Edgeworth (1768-1849) was an educationist and prolific novelist of adults’ and children’s literature and is credited with making significant contributions to the evolution of the novel in Europe. She was one of the first realist writers in children’s literature.

Her most popular work on childhood education is Practical Education, which she wrote in collaboration with her father, Richard Lovell Edgeworth, who contributed to many of her other works.

Her many correspondents across Britain and Europe included Jane Austen, Sir Walter Scott and Rachel Mordecai Lazarus, a Jewish-American educator. Edgeworth travelled across Europe with her family while writing and spent the rest of her life living in the Edgeworthstown estate in County Longford, Ireland.

The letters included in the auction were written between 1818-1831, mostly to Mr Lushington and a few to Miss Carr of Frognall, Hampstead. The letters are written from Edgeworthtown, the town named after the family and Lough Glynn, 31, Merrion Street, Dublin and Abbotsford, home of Sir Walter Scott.

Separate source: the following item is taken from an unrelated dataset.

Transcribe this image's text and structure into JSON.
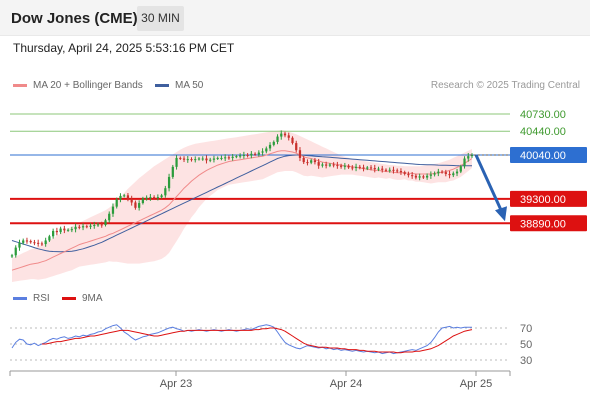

Chris Moore, Halls Fine Art’s books and manuscripts specialist, said “The letters are attracting a lot of pre-sale interest from across the UK and Ireland and are expected to sell for more than £1,000.

“There has been a lot of interest in female writers of literature and poetry in the last 20 years and Maria Edgeworth is an important novelist.”

There is a Maria Edgeworth Centre in Edgeworthtown, which pays homage to the novelist and tells the story of her life and works. A literary festival is also dedicated to her.

Opened in 2019, the centre pays homage to Edgeworth, whom it says was considered “a lioness by literary giants including, William Wordsworth, Sir Walter Scott, Lord Byron and Jane Austen”.